A group of 42 United States Senators have sent President Donald Trump a letter asking him to protect the DACA program.
DACA is short for Deferred Action for Childhood Arrivals and allows undocumented youth, who were brought to the United States as children, to legally work and are a low priority for deportation.
“We have already invested in them by educating them in American schools. It makes no sense to squander their talents by deporting them in to countries they barely remember,” the letter states.
The Senators sent the letter in response to a group of ten attorneys general who threatened to sue the Trump administration if the president does not end the DACA program by September 5th. The letter attacks the very existence of the lawsuit threat.
“Ironically, these states never sued President Barack Obama over the DACA program. If this threat is successful, it would undermine your ability to set immigration policy for your administration and put hundreds of thousands of talented young people at risk of imminent deportation,” the letter states.
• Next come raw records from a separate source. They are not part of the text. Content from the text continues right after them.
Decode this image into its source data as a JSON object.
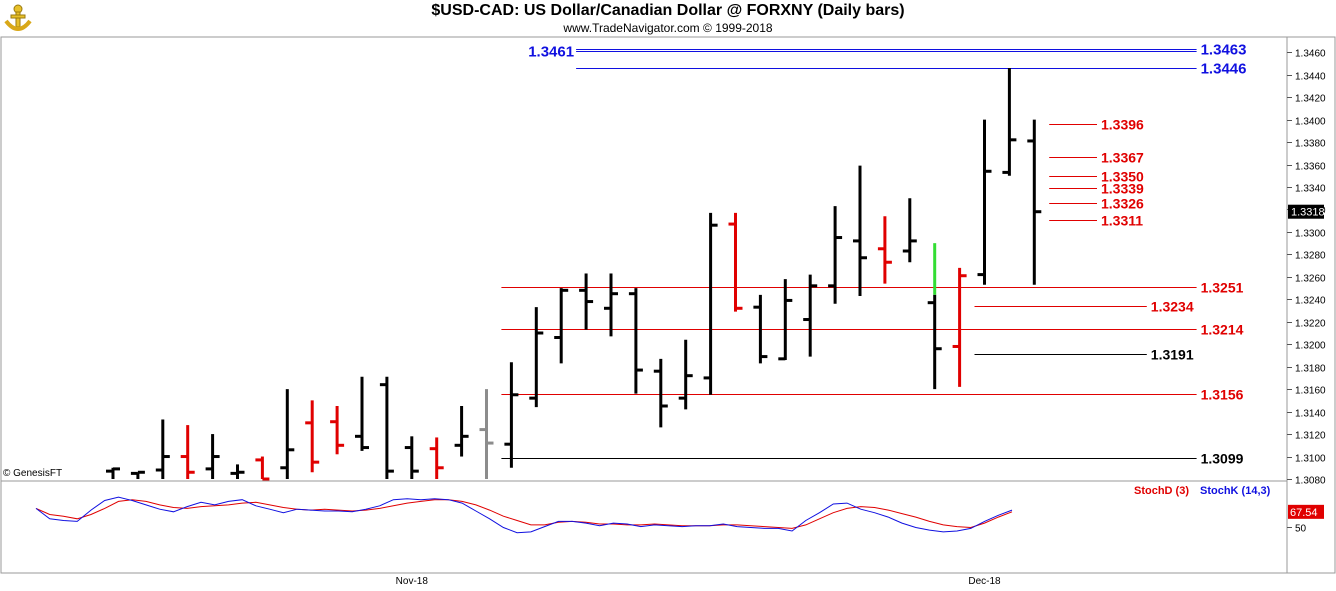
{
  "header": {
    "title": "$USD-CAD:  US Dollar/Canadian Dollar @ FORXNY  (Daily bars)",
    "subtitle": "www.TradeNavigator.com © 1999-2018",
    "logo_icon": "trade-navigator-logo-icon"
  },
  "copyright": "© GenesisFT",
  "colors": {
    "up": "#000000",
    "down": "#e00000",
    "blue": "#1010e0",
    "grey": "#8c8c8c",
    "green": "#33dd33"
  },
  "chart_data": [
    {
      "type": "ohlc",
      "title": "$USD-CAD:  US Dollar/Canadian Dollar @ FORXNY  (Daily bars)",
      "ylim": [
        1.308,
        1.347
      ],
      "y_ticks": [
        "1.3080",
        "1.3100",
        "1.3120",
        "1.3140",
        "1.3160",
        "1.3180",
        "1.3200",
        "1.3220",
        "1.3240",
        "1.3260",
        "1.3280",
        "1.3300",
        "1.3320",
        "1.3340",
        "1.3360",
        "1.3380",
        "1.3400",
        "1.3420",
        "1.3440",
        "1.3460"
      ],
      "x_labels": [
        {
          "label": "Nov-18",
          "index": 12
        },
        {
          "label": "Dec-18",
          "index": 35
        }
      ],
      "last_price": "1.3318",
      "bars": [
        {
          "o": 1.3087,
          "h": 1.309,
          "l": 1.308,
          "c": 1.3089,
          "color": "black"
        },
        {
          "o": 1.3085,
          "h": 1.3085,
          "l": 1.308,
          "c": 1.3086,
          "color": "black"
        },
        {
          "o": 1.3088,
          "h": 1.3133,
          "l": 1.308,
          "c": 1.31,
          "color": "black"
        },
        {
          "o": 1.31,
          "h": 1.3128,
          "l": 1.308,
          "c": 1.3086,
          "color": "red"
        },
        {
          "o": 1.3089,
          "h": 1.312,
          "l": 1.308,
          "c": 1.31,
          "color": "black"
        },
        {
          "o": 1.3085,
          "h": 1.3093,
          "l": 1.308,
          "c": 1.3086,
          "color": "black"
        },
        {
          "o": 1.3097,
          "h": 1.31,
          "l": 1.308,
          "c": 1.308,
          "color": "red"
        },
        {
          "o": 1.309,
          "h": 1.316,
          "l": 1.308,
          "c": 1.3106,
          "color": "black"
        },
        {
          "o": 1.313,
          "h": 1.315,
          "l": 1.3086,
          "c": 1.3095,
          "color": "red"
        },
        {
          "o": 1.3131,
          "h": 1.3145,
          "l": 1.3102,
          "c": 1.311,
          "color": "red"
        },
        {
          "o": 1.3118,
          "h": 1.3171,
          "l": 1.3105,
          "c": 1.3108,
          "color": "black"
        },
        {
          "o": 1.3164,
          "h": 1.3171,
          "l": 1.308,
          "c": 1.3087,
          "color": "black"
        },
        {
          "o": 1.3108,
          "h": 1.3118,
          "l": 1.308,
          "c": 1.3087,
          "color": "black"
        },
        {
          "o": 1.3107,
          "h": 1.3117,
          "l": 1.308,
          "c": 1.309,
          "color": "red"
        },
        {
          "o": 1.311,
          "h": 1.3145,
          "l": 1.31,
          "c": 1.3118,
          "color": "black"
        },
        {
          "o": 1.3124,
          "h": 1.316,
          "l": 1.308,
          "c": 1.3112,
          "color": "grey"
        },
        {
          "o": 1.3111,
          "h": 1.3184,
          "l": 1.309,
          "c": 1.3155,
          "color": "black"
        },
        {
          "o": 1.3152,
          "h": 1.3233,
          "l": 1.3144,
          "c": 1.321,
          "color": "black"
        },
        {
          "o": 1.3206,
          "h": 1.325,
          "l": 1.3183,
          "c": 1.3248,
          "color": "black"
        },
        {
          "o": 1.3248,
          "h": 1.3263,
          "l": 1.3213,
          "c": 1.3238,
          "color": "black"
        },
        {
          "o": 1.3232,
          "h": 1.3263,
          "l": 1.3207,
          "c": 1.3245,
          "color": "black"
        },
        {
          "o": 1.3245,
          "h": 1.325,
          "l": 1.3156,
          "c": 1.3177,
          "color": "black"
        },
        {
          "o": 1.3176,
          "h": 1.3187,
          "l": 1.3126,
          "c": 1.3145,
          "color": "black"
        },
        {
          "o": 1.3152,
          "h": 1.3204,
          "l": 1.3142,
          "c": 1.3172,
          "color": "black"
        },
        {
          "o": 1.317,
          "h": 1.3317,
          "l": 1.3155,
          "c": 1.3306,
          "color": "black"
        },
        {
          "o": 1.3307,
          "h": 1.3317,
          "l": 1.3229,
          "c": 1.3232,
          "color": "red"
        },
        {
          "o": 1.3233,
          "h": 1.3244,
          "l": 1.3183,
          "c": 1.3189,
          "color": "black"
        },
        {
          "o": 1.3187,
          "h": 1.3258,
          "l": 1.3186,
          "c": 1.3239,
          "color": "black"
        },
        {
          "o": 1.3222,
          "h": 1.3262,
          "l": 1.3189,
          "c": 1.3252,
          "color": "black"
        },
        {
          "o": 1.3252,
          "h": 1.3323,
          "l": 1.3236,
          "c": 1.3295,
          "color": "black"
        },
        {
          "o": 1.3292,
          "h": 1.3359,
          "l": 1.3243,
          "c": 1.3277,
          "color": "black"
        },
        {
          "o": 1.3285,
          "h": 1.3314,
          "l": 1.3254,
          "c": 1.3273,
          "color": "red"
        },
        {
          "o": 1.3283,
          "h": 1.333,
          "l": 1.3273,
          "c": 1.3292,
          "color": "black"
        },
        {
          "o": 1.3237,
          "h": 1.329,
          "l": 1.316,
          "c": 1.3196,
          "color": "black",
          "wick": "green"
        },
        {
          "o": 1.3198,
          "h": 1.3268,
          "l": 1.3162,
          "c": 1.3261,
          "color": "red"
        },
        {
          "o": 1.3262,
          "h": 1.34,
          "l": 1.3253,
          "c": 1.3354,
          "color": "black"
        },
        {
          "o": 1.3353,
          "h": 1.3446,
          "l": 1.335,
          "c": 1.3382,
          "color": "black"
        },
        {
          "o": 1.3381,
          "h": 1.34,
          "l": 1.3253,
          "c": 1.3318,
          "color": "black"
        }
      ],
      "levels": [
        {
          "value": 1.3463,
          "label": "1.3463",
          "color": "blue",
          "from": 19,
          "to": 44
        },
        {
          "value": 1.3461,
          "label": "1.3461",
          "color": "blue",
          "from": 19,
          "to": 44,
          "label_side": "left"
        },
        {
          "value": 1.3446,
          "label": "1.3446",
          "color": "blue",
          "from": 19,
          "to": 44
        },
        {
          "value": 1.3396,
          "label": "1.3396",
          "color": "red",
          "from": 38,
          "to": 40
        },
        {
          "value": 1.3367,
          "label": "1.3367",
          "color": "red",
          "from": 38,
          "to": 40
        },
        {
          "value": 1.335,
          "label": "1.3350",
          "color": "red",
          "from": 38,
          "to": 40
        },
        {
          "value": 1.3339,
          "label": "1.3339",
          "color": "red",
          "from": 38,
          "to": 40
        },
        {
          "value": 1.3326,
          "label": "1.3326",
          "color": "red",
          "from": 38,
          "to": 40
        },
        {
          "value": 1.3311,
          "label": "1.3311",
          "color": "red",
          "from": 38,
          "to": 40
        },
        {
          "value": 1.3251,
          "label": "1.3251",
          "color": "red",
          "from": 16,
          "to": 44
        },
        {
          "value": 1.3234,
          "label": "1.3234",
          "color": "red",
          "from": 35,
          "to": 42
        },
        {
          "value": 1.3214,
          "label": "1.3214",
          "color": "red",
          "from": 16,
          "to": 44
        },
        {
          "value": 1.3191,
          "label": "1.3191",
          "color": "black",
          "from": 35,
          "to": 42
        },
        {
          "value": 1.3156,
          "label": "1.3156",
          "color": "red",
          "from": 16,
          "to": 44
        },
        {
          "value": 1.3099,
          "label": "1.3099",
          "color": "black",
          "from": 16,
          "to": 44
        }
      ]
    },
    {
      "type": "line",
      "panel": "stochastic",
      "ylim": [
        0,
        100
      ],
      "y_tick": "50",
      "last_value_label": "67.54",
      "legend": [
        "StochD (3)",
        "StochK (14,3)"
      ],
      "series": [
        {
          "name": "StochD (3)",
          "color": "red",
          "values": [
            72,
            65,
            63,
            60,
            65,
            72,
            80,
            82,
            80,
            76,
            73,
            72,
            74,
            75,
            76,
            78,
            79,
            76,
            73,
            71,
            70,
            71,
            70,
            69,
            70,
            72,
            75,
            78,
            80,
            82,
            82,
            80,
            76,
            70,
            63,
            58,
            53,
            53,
            56,
            57,
            56,
            54,
            54,
            53,
            53,
            54,
            53,
            52,
            52,
            52,
            53,
            53,
            52,
            51,
            50,
            49,
            53,
            60,
            67,
            72,
            74,
            73,
            70,
            66,
            62,
            57,
            53,
            51,
            50,
            55,
            62,
            68
          ]
        },
        {
          "name": "StochK (14,3)",
          "color": "blue",
          "values": [
            72,
            60,
            58,
            57,
            70,
            81,
            85,
            81,
            76,
            71,
            68,
            74,
            79,
            76,
            80,
            82,
            75,
            71,
            67,
            71,
            70,
            69,
            69,
            68,
            71,
            75,
            82,
            83,
            82,
            83,
            82,
            78,
            69,
            60,
            50,
            44,
            45,
            51,
            57,
            57,
            55,
            52,
            55,
            54,
            51,
            53,
            52,
            51,
            52,
            52,
            54,
            51,
            50,
            49,
            49,
            46,
            58,
            67,
            77,
            78,
            71,
            67,
            62,
            55,
            50,
            47,
            45,
            46,
            49,
            57,
            64,
            70
          ]
        }
      ]
    }
  ]
}
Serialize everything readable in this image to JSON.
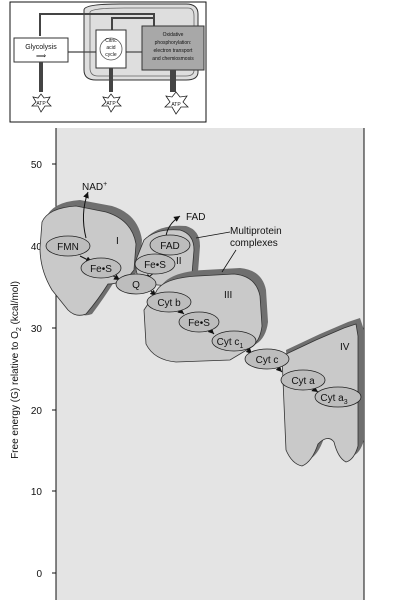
{
  "overview": {
    "glycolysis": "Glycolysis",
    "citric_line1": "Citric",
    "citric_line2": "acid",
    "citric_line3": "cycle",
    "oxphos_line1": "Oxidative",
    "oxphos_line2": "phosphorylation:",
    "oxphos_line3": "electron transport",
    "oxphos_line4": "and chemiosmosis",
    "atp": "ATP"
  },
  "axis": {
    "ylabel_main": "Free energy (G) relative to O",
    "ylabel_sub": "2",
    "ylabel_unit": " (kcal/mol)",
    "ticks": [
      "50",
      "40",
      "30",
      "20",
      "10",
      "0"
    ]
  },
  "chain": {
    "nad": "NAD",
    "nad_sup": "+",
    "fad_out": "FAD",
    "multiprotein_line1": "Multiprotein",
    "multiprotein_line2": "complexes",
    "complex_I": "I",
    "complex_II": "II",
    "complex_III": "III",
    "complex_IV": "IV",
    "fmn": "FMN",
    "fes_1": "Fe•S",
    "fad_in": "FAD",
    "fes_2": "Fe•S",
    "q": "Q",
    "cyt_b": "Cyt b",
    "fes_3": "Fe•S",
    "cyt_c1": "Cyt c",
    "cyt_c1_sub": "1",
    "cyt_c": "Cyt c",
    "cyt_a": "Cyt a",
    "cyt_a3": "Cyt a",
    "cyt_a3_sub": "3"
  }
}
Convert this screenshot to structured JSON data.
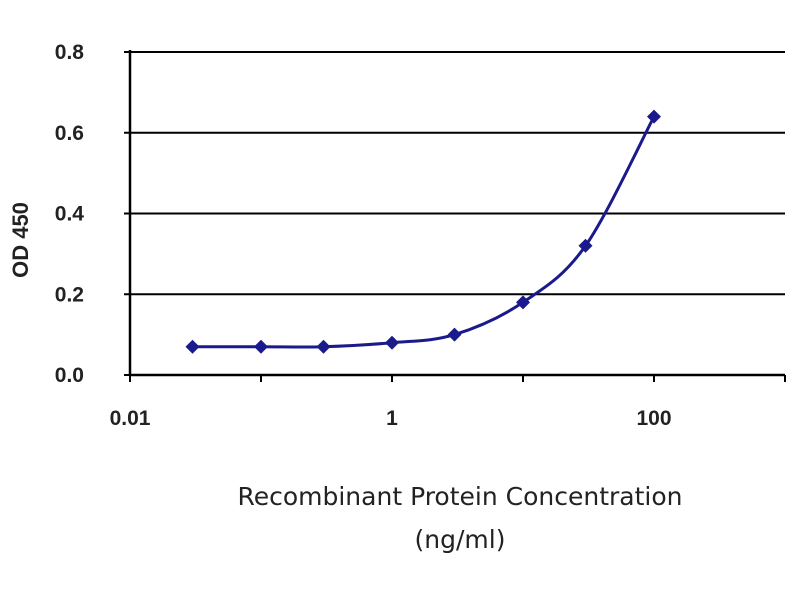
{
  "chart_data": {
    "type": "line",
    "title": "",
    "xlabel": "Recombinant Protein Concentration",
    "xlabel_units": "(ng/ml)",
    "ylabel": "OD 450",
    "x_scale": "log",
    "xlim": [
      0.01,
      1000
    ],
    "ylim": [
      0.0,
      0.8
    ],
    "x_ticks": [
      0.01,
      1,
      100
    ],
    "x_tick_labels": [
      "0.01",
      "1",
      "100"
    ],
    "y_ticks": [
      0.0,
      0.2,
      0.4,
      0.6,
      0.8
    ],
    "y_tick_labels": [
      "0.0",
      "0.2",
      "0.4",
      "0.6",
      "0.8"
    ],
    "grid": "horizontal",
    "legend": "none",
    "series": [
      {
        "x": [
          0.03,
          0.1,
          0.3,
          1,
          3,
          10,
          30,
          100
        ],
        "y": [
          0.07,
          0.07,
          0.07,
          0.08,
          0.1,
          0.18,
          0.32,
          0.64
        ]
      }
    ],
    "colors": {
      "series": "#1a1a8c",
      "grid": "#000000",
      "axis": "#000000"
    }
  }
}
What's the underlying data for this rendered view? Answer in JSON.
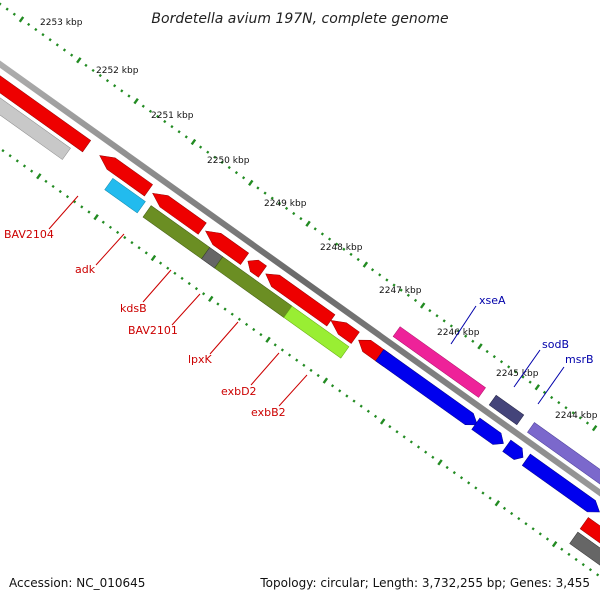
{
  "title": "Bordetella avium 197N, complete genome",
  "accession_text": "Accession: NC_010645",
  "topology_text": "Topology: circular; Length: 3,732,255 bp; Genes: 3,455",
  "colors": {
    "red": "#ee0000",
    "grey": "#c8c8c8",
    "cyan": "#22bbee",
    "olive": "#6b8e23",
    "lime": "#99ee33",
    "pink": "#ee2299",
    "blue": "#0000ee",
    "darkslate": "#44447a",
    "lavender": "#7b68cc",
    "darkgrey": "#666666",
    "tick": "#228b22",
    "label_red": "#cc0000",
    "label_blue": "#0000aa"
  },
  "kbp_labels": [
    "2253 kbp",
    "2252 kbp",
    "2251 kbp",
    "2250 kbp",
    "2249 kbp",
    "2248 kbp",
    "2247 kbp",
    "2246 kbp",
    "2245 kbp",
    "2244 kbp"
  ],
  "gene_labels": [
    {
      "name": "BAV2104",
      "strand": "reverse"
    },
    {
      "name": "adk",
      "strand": "reverse"
    },
    {
      "name": "kdsB",
      "strand": "reverse"
    },
    {
      "name": "BAV2101",
      "strand": "reverse"
    },
    {
      "name": "lpxK",
      "strand": "reverse"
    },
    {
      "name": "exbD2",
      "strand": "reverse"
    },
    {
      "name": "exbB2",
      "strand": "reverse"
    },
    {
      "name": "xseA",
      "strand": "forward"
    },
    {
      "name": "sodB",
      "strand": "forward"
    },
    {
      "name": "msrB",
      "strand": "forward"
    }
  ]
}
The senators wrote that just about 790,000 immigrants have come out of the shadows and received DACA. They cited a study by the conservative CATO Institute to support their claim for DACA protection. In the study the institute found that deporting DACA recipients would cost over $60 billion and would result in a $280 billion reduction in the economic growth over the next decade.
The Trump administration has sent mixed signals regarding DACA. Trump has been quoted in the past saying that DACA recipients can “rest easy” because the federal government is only after criminals. Meanwhile, Attorney General Jeff Sessions has been quoted on the contrary, “We can’t promise people who are here unlawfully that they’re not going to be deported.”